Take the Telecommunications sector for example—a significant overweight in our client portfolios because of its cheapness relative to other sectors and its high yields. Viewed through the lens of our Value Composite as shown in Table 4, the Telecom sector is cheaper than 70 percent of stocks in the global equity market. Only the Energy sector—another sector we favor in client portfolios—is less expensive on a global basis. Names in the Energy sector are on average cheaper than 73 percent of stocks in the global marketplace.12

Should investors view exposure to the global Telecom sector as a whole in the same way exposure to the domestic Telecom sector is viewed? The evidence suggests no. A break-down of the Telecom sector across 20 developed and emerging countries reveals that the correlation of returns with U.S. Telecoms is actually fairly low, an average of 0.21 since 1995 and currently also at 0.21 (see Figure 3). This low correlation suggests that even portfolios with high allocations to a single global sector can offer underlying diversification driven by multiple geographic exposures.

For example, during the 1998–2001 period of rising interest rates shown in Tables 1 & 2 for U.S. and global dividend payers, respectively, U.S. dividend payers struggled mightily while global dividend payers outperformed. During that instance the U.S. Telecom sector underperformed the global market by -1.1 percent. Mean-while, French, United Kingdom, and Japanese Telecoms outperformed by +33.4, +13.7, and +4.3 percent respectively. In other words, do not let the diversification tail wag the investment dog. Our team believes that taking advantage of mispricings in the market is a key to long-term investment success.

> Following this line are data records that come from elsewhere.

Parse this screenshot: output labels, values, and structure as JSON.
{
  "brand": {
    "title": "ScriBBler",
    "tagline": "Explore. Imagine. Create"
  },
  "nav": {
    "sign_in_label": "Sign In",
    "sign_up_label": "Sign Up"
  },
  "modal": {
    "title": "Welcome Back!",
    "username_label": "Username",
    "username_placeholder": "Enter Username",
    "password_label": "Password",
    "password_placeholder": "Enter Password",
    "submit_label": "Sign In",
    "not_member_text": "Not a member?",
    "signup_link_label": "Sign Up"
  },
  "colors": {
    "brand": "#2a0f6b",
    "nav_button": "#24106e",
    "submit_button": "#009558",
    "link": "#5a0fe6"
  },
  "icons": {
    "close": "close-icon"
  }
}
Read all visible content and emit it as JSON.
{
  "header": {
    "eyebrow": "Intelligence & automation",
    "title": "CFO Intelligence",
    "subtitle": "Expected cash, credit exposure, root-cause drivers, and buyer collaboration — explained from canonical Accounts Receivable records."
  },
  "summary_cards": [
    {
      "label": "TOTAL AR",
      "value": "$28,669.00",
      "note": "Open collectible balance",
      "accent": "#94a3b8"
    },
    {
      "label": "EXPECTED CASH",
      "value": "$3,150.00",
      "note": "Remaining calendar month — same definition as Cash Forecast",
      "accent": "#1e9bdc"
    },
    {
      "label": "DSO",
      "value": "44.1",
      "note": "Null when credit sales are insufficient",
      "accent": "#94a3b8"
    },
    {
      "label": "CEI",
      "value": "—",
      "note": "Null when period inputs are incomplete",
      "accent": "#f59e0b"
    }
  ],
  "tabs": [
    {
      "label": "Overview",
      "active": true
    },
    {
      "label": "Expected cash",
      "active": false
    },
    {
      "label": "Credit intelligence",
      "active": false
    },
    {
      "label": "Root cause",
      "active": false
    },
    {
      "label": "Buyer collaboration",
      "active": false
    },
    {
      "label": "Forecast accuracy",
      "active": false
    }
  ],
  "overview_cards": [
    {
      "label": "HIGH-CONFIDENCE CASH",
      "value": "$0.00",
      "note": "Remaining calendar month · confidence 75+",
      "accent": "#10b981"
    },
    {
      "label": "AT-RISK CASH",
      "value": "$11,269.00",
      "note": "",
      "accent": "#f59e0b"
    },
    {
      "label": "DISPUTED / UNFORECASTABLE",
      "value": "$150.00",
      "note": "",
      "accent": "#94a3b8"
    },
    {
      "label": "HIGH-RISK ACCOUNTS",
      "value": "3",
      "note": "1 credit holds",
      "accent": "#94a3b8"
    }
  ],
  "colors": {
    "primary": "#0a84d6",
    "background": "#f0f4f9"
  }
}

Given significantly discounted valuations of the top decile of stocks by global dividend yield relative to U.S. counterparts, we believe a continuation of the dividend trade is justified. As it relates to the prospect of increasing interest rates, historical evidence is inconclusive on the performance of U.S. dividend payers in rising rate environments. Other factors, like valuation, quality, and yield, likely have greater influence on future returns. A more effective total return factor in the U.S. over the long term, and in rising rate environments, is shareholder yield. Shareholder yield is the driving stock selection factor in our Market Leaders Value strategy. The strategy has a shareholder yield of 7.6 percent—200 percent greater than the Russell 1000 Value benchmark, and is priced at a 15 percent discount based on price-to-earnings ratio (as of 6/30/2013).

For those investors looking to maintain, or enhance, their equity income stream in a rising interest rate environment, our research suggests that a diversified exposure to dividend yield across the global equity marketplace could be a potential solution. Our Enhanced Dividend strategy seeks these high-quality global dividend payers and currently offers a dividend yield of 5.1 percent while priced at a 32 percent discount to the MSCI All Country World Index benchmark.

An unemotional approach to stock selection, based on valuation and devoid of consideration for news flow or geopolitical events, currently suggests a strategic allocation to select names in Emerging Markets and Europe, and Energy and Telecom.